CAM High Yield Weekly Insights
Fund Flows & Issuance: According to a Wells Fargo report, flows week to date were -$0.9 billion and year to date flows stand at -$8.9 billion. New issuance for the week was $13.5 billion and year to date issuance is at $274.2 billion.
(Bloomberg) High Yield Market Highlights
- U.S. junk bonds remained relatively steady Thursday amid a retreat in the reflation trade that has dominated markets for the majority of this year. The broader high-yield index is poised to see a modest weekly loss of 0.03% — its first decline in four weeks — as investors also weigh the Federal Reserve’s signals that it’s ready to withdraw stimulus.
- The index posted a small loss of 0.07% for the second consecutive session while yields rose 5bps to close at 3.94%
- The primary market was quiet Thursday amid the market reordering, which has seen commodities dip for five-straight sessions and Brent crude slip from this week’s 2018 high
- Borrowers are expected to remain in wait-and-see mode and issuance is likely to be subdued ahead of the weekend.
- Equity futures are mixed this morning Oil, meanwhile, also extended its decline, with prices falling below $71 a barrel as fears of earlier than expected rate hike derailed bets on commodities
(Wall Street Journal) Fed Pencils In Earlier Interest-Rate Increase
- Federal Reserve officials signaled they expect to raise interest rates by late 2023, sooner than they anticipated in March, as the economy recovers rapidly from the effects of the pandemic and inflation heats up.
- Their median projection showed they anticipate lifting their benchmark rate to 0.6% from near zero by the end of 2023. In March they had expected to hold it steady through that year.
- Fed officials also discussed an eventual reduction, or tapering, of the central bank’s bond-buying program, Chairman Jerome Powell said at a press conference after the central bank’s two-day policy meeting. The timing of such a move remains uncertain, he added.
- Prompting the policy shift is a much stronger economic rebound and hotter inflation than the Fed anticipated just a few months ago.
- “Progress on vaccinations has reduced the spread of Covid-19 in the United States,” the Fed said in a statement following the meeting. “Amid this progress and strong policy support, indicators of economic activity and employment have strengthened.”
- In updated projections released Wednesday, 13 of 18 officials indicated they expect to lift short-term rates by the end of 2023, up from seven who expected that outcome in March. In March, most of them anticipated holding rates steady through 2023.

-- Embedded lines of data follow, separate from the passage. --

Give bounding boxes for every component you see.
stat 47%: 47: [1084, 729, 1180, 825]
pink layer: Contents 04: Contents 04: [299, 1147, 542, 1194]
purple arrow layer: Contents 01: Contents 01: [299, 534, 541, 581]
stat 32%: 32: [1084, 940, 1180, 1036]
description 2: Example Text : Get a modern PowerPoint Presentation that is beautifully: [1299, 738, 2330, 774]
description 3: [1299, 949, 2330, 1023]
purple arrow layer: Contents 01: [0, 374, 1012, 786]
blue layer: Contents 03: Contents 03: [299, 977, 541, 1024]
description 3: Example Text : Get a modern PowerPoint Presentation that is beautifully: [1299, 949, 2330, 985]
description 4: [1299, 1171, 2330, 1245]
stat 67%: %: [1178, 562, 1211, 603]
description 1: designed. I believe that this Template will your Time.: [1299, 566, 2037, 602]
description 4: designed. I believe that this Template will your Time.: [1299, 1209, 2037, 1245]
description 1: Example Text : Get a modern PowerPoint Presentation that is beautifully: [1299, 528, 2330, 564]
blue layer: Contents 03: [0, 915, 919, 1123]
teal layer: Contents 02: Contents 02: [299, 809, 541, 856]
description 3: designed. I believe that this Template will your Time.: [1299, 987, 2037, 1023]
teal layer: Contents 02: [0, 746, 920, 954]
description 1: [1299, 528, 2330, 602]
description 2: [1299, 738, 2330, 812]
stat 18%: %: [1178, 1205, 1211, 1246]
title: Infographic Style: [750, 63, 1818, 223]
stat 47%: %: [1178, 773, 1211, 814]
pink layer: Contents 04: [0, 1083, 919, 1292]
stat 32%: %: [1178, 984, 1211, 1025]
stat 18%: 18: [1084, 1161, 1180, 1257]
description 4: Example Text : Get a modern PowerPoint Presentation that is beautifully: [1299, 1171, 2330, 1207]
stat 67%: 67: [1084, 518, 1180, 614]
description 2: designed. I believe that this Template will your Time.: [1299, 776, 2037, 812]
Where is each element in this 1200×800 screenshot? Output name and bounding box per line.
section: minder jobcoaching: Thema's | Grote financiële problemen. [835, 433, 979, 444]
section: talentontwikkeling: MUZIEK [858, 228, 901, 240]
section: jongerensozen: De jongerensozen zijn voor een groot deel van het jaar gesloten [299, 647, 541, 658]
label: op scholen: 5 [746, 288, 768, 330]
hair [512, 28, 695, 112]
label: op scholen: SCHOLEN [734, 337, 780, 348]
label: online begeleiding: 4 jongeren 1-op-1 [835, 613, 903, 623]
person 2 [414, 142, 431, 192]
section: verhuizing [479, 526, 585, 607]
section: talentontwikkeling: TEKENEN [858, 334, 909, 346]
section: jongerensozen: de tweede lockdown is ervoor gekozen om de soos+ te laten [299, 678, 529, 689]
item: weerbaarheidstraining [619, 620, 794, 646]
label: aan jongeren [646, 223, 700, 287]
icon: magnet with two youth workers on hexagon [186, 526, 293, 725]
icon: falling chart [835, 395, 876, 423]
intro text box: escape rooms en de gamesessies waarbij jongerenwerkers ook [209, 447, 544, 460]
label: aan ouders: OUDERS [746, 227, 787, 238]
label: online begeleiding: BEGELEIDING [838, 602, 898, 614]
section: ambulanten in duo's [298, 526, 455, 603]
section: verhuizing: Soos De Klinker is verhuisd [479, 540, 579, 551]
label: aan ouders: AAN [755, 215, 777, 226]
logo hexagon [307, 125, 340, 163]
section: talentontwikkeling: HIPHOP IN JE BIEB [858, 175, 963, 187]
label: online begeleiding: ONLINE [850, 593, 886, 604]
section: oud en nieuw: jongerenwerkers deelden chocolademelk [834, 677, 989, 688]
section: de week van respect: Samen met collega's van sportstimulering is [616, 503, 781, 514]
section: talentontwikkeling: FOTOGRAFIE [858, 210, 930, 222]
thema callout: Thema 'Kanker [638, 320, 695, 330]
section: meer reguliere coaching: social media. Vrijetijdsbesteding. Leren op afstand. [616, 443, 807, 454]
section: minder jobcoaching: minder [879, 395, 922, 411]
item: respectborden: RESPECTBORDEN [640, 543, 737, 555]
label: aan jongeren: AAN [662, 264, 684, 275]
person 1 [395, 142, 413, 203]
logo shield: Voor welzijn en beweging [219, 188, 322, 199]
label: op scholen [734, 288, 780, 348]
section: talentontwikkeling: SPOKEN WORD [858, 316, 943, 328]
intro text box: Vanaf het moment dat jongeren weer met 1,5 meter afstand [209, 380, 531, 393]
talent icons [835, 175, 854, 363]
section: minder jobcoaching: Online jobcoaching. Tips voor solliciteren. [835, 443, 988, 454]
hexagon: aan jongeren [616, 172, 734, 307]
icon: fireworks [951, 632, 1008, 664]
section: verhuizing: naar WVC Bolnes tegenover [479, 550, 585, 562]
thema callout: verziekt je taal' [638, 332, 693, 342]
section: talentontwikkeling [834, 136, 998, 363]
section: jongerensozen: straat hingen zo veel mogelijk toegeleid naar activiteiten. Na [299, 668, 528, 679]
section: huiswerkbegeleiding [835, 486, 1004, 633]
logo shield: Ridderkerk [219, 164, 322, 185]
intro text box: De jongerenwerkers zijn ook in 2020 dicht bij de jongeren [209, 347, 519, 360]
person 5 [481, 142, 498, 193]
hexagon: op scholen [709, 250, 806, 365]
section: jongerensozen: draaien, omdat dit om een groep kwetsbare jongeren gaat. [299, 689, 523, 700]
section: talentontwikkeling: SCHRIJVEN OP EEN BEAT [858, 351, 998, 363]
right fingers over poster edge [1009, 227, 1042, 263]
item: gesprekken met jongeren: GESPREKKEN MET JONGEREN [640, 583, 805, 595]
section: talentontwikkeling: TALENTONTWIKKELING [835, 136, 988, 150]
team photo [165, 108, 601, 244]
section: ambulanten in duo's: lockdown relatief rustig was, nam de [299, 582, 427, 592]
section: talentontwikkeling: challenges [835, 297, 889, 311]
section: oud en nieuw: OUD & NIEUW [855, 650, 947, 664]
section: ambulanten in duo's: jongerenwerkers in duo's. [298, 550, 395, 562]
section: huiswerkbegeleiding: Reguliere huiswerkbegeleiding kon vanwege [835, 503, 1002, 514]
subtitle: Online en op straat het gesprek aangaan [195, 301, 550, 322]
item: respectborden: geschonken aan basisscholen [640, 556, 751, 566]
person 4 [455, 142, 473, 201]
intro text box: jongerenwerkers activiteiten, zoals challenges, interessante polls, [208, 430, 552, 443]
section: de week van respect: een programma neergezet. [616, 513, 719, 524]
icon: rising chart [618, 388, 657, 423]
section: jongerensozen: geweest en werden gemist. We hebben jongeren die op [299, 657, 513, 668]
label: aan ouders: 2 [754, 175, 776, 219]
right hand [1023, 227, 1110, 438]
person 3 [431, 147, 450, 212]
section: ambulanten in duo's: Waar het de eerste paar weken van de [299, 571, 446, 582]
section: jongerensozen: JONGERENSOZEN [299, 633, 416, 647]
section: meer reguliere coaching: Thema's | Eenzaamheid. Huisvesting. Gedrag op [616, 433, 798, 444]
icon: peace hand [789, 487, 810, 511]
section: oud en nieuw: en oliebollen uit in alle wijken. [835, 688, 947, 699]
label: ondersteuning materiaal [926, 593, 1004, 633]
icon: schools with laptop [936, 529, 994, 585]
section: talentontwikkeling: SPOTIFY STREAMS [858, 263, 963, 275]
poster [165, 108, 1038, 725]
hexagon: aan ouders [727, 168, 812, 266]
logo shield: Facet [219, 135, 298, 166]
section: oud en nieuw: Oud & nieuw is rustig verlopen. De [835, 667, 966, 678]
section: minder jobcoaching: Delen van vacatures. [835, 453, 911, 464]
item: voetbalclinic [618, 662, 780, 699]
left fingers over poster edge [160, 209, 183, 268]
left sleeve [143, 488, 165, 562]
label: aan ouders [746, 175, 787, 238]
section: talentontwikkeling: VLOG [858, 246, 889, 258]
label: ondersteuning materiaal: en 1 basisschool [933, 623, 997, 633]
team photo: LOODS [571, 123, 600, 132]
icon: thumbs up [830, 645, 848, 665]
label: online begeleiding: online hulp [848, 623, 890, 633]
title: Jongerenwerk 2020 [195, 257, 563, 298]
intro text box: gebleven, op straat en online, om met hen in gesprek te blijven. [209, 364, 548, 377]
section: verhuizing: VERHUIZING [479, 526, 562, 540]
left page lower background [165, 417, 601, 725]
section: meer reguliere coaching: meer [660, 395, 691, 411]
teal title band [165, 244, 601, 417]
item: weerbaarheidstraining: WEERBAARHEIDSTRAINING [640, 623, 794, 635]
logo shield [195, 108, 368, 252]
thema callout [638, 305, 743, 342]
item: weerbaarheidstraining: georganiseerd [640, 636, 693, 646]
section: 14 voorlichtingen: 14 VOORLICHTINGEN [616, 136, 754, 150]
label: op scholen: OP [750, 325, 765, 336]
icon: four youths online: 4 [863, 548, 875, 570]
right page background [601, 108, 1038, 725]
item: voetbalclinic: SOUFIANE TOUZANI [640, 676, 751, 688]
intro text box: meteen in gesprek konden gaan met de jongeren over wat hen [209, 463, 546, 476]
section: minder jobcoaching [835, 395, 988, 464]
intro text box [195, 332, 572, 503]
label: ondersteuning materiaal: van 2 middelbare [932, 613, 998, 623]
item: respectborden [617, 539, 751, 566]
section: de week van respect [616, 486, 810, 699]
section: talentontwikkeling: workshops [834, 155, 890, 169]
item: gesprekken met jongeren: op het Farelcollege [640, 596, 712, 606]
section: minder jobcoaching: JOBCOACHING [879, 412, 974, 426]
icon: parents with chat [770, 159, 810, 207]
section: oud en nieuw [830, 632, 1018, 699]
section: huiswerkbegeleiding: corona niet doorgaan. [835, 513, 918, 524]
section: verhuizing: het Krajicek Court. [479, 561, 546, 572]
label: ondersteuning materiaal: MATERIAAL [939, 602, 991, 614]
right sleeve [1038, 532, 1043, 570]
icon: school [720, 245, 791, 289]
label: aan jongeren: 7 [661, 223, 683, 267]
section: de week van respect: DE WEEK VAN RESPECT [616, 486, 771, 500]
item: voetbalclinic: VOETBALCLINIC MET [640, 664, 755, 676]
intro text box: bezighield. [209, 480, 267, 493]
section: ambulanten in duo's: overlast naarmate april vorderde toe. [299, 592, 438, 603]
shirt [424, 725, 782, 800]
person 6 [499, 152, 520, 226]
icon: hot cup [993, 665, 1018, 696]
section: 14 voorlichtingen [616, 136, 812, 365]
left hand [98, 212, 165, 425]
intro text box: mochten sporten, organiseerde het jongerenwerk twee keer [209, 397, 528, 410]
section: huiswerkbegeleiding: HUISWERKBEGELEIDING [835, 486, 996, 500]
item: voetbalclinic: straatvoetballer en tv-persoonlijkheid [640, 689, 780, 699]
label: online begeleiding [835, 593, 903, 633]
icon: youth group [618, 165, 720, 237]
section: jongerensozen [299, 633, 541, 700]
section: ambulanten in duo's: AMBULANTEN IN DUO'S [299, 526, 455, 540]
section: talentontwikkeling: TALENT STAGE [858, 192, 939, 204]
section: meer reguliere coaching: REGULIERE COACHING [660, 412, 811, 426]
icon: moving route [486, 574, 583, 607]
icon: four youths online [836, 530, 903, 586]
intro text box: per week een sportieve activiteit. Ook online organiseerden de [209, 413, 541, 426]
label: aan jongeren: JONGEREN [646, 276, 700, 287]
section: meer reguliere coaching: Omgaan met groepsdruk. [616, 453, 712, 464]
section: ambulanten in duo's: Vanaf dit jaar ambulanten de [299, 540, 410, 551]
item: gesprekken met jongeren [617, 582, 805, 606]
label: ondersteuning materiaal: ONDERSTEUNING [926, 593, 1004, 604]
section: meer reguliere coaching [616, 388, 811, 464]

- The Fed has its benchmark federal-funds rate steady since March 2020, when the effects of the pandemic caused the sharpest economic contraction in generations. The central bank also has been purchasing at least $120 billion a month of Treasury and mortgage bonds since June 2020 to hold down longer-term borrowing costs, providing further support to the recovery.
- The Fed reiterated that it expects to continue bond purchases until “substantial further progress” has been made in the recovery, counting from December 2020.
- Fed officials want the economy to get closer to their goals of “maximum employment” and sustained 2% inflation before reducing the bond purchases. They have said they want to fully achieve those objectives before they raise interest rates.
- “Honestly the main message I would take away from the [forecasts] is that participants—many participants—are more comfortable that the economic conditions in the committee’s forward guidance could be met somewhat sooner than anticipated,” Mr. Powell said. “That would be a welcome development.”
- He said meeting the standard for reducing bond purchases remains “a ways away.” But he added that the economy is making progress toward the Fed’s goals and that policy makers will be assessing the appropriate time to begin scaling back the purchases at coming meetings.
- “You can think about this meeting that we had as the ‘talking about talking about tapering,’ if you like,” Mr. Powell said.